Итак, огонь многолик, это не только физическое явление, но и символ, и, как любой символ, он полисемантичен, разные значения проявляют себя в зависимости от контекста. Однако сегодня я постараюсь углубиться не в психоанализ, а в грубую и беззастенчивую семиотику, отправлюсь на поиски многочисленных смыслов, приобретенных им и приобретаемых на наших глазах, когда мы греемся у огня и когда от него умираем.
Огонь как божественная стихия
Раз первый опыт огня мы косвенно получаем через солнечный свет, а напрямую – от молнии и неподвластного нам пожара, то нет ничего удивительного в том, что изначально огонь ассоциируется с божеством; в любой первобытной культуре в той или иной форме существовал культ огня: от встречи восходящего Солнца и до поддержания священного огня, который должен всегда, не угасая, гореть в глубине храма.
В Библии огонь неразделимо связан с явлением божественного: на огненной колеснице вознесся Илия, в огненном блеске будут ликовать праведные («Так да погибнут все враги Твои, Господи! Любящие же Его да будут как солнце, восходящее во всей силе своей!» (Суд 5:31); «И разумные будут сиять, как светила на тверди, и обратившие многих к правде – как звезды, вовеки, навсегда» (Дан 12:3); «Во время воздаяния им они воссияют как искры, бегущие по стеблю» – Прем 3:7), а Отцы Церкви называют Христа lampas, lucifer, lumen, lux, oriens, sol iustitiae, sol novus, stella[73].

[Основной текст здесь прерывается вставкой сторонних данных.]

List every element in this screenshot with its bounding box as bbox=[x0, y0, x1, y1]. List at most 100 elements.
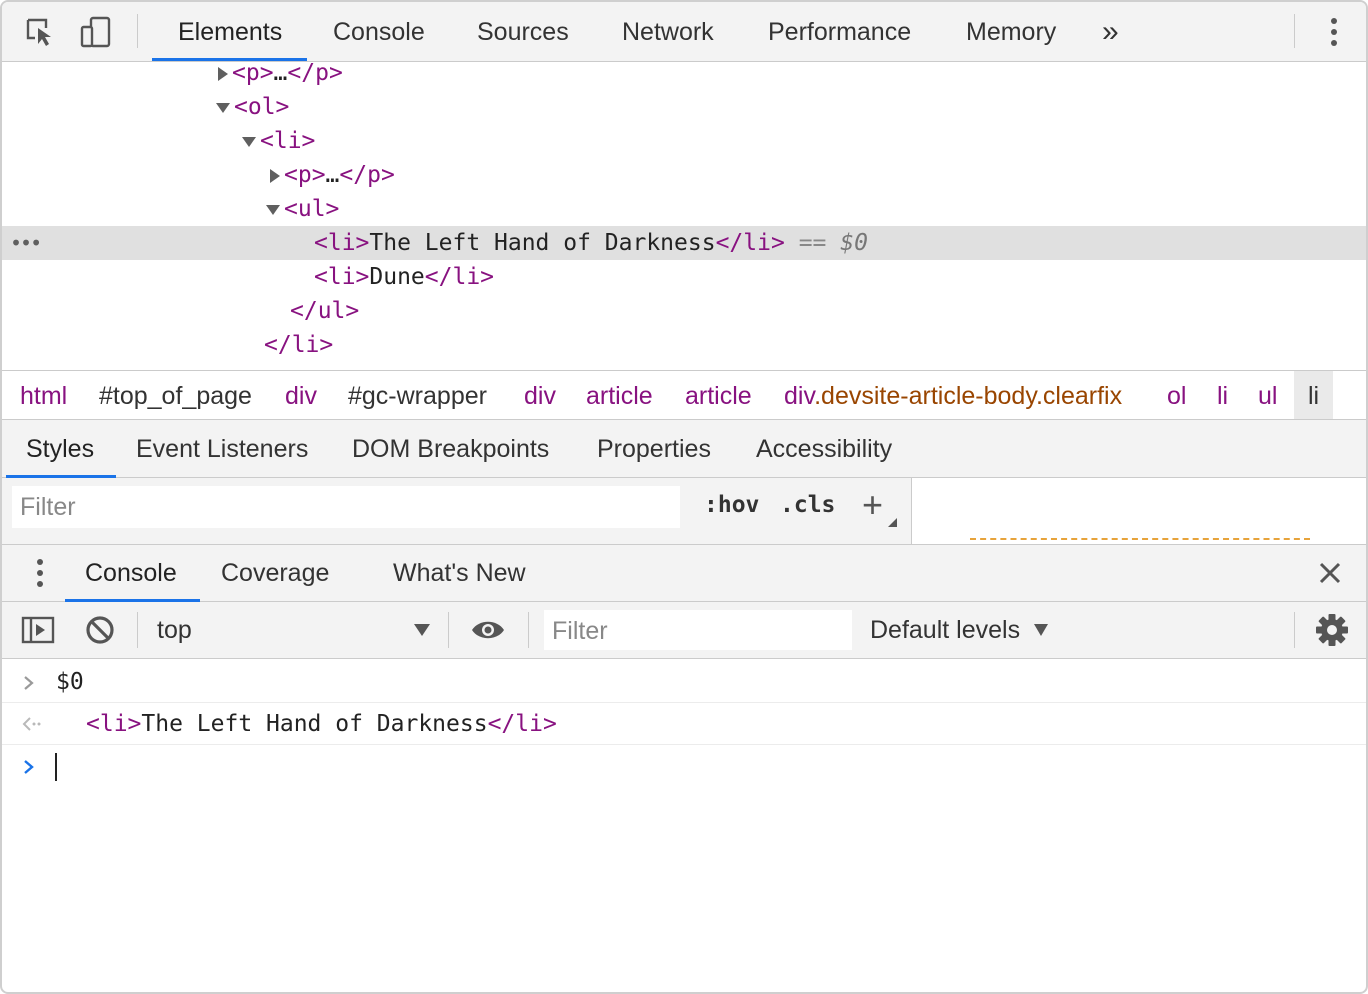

Античные философы рассуждали об огне как космическом начале. По словам Аристотеля, для Гераклита архе, источником всего в мире, был огонь, и, судя по некоторым фрагментам, Гераклит действительно так считал.
Так же, видимо, он утверждал, что при наступлении новой эры Вселенная возрождается в огне и происходит взаимный обмен всего на огонь и огня на всё, как обмен товаров на золото и золота на товары. По свидетельству Диогена Лаэртского, он полагал, что все из огня образуется и в огонь обращается, что всё – посредством конденсации или разрежения – есть изменчивые формы огня (который, конденсируясь, превращается во влагу, она, затвердевая, становится землей, земля, в свою очередь, разжижается в воду, а вода испаряется, и искрящийся пар питает новый огонь). Но, увы, всем известно, что Гераклита называли Темным, что владыка, чей оракул находится в Дельфах, не говорит и не утаивает, но указывает знаками, и многие полагают, что отсылки к огню были в действительности лишь метафорами, отражавшими крайнюю переменчивость мира. А также panta rei – все течет и меняется, и, позволю себе добавить, не только нельзя войти дважды в одну воду, но нельзя и дважды обжечься об одно пламя.
Лучшее, наверное, отождествление огня с божеством ждет нас в трудах Плотина. Огонь – проявление божества, поскольку, как это ни парадоксально, Единое, из которого все исходит и о котором ничего нельзя сказать, не движется и не растрачивается в процессе создания. Помыслить это Первоединое можно лишь как истекающий из него свет, как свет, сияющий вокруг Солнца, который оно излучает всегда по-новому, оставаясь при этом неизменным и не растрачиваясь («Эннеады», V, 1, 6).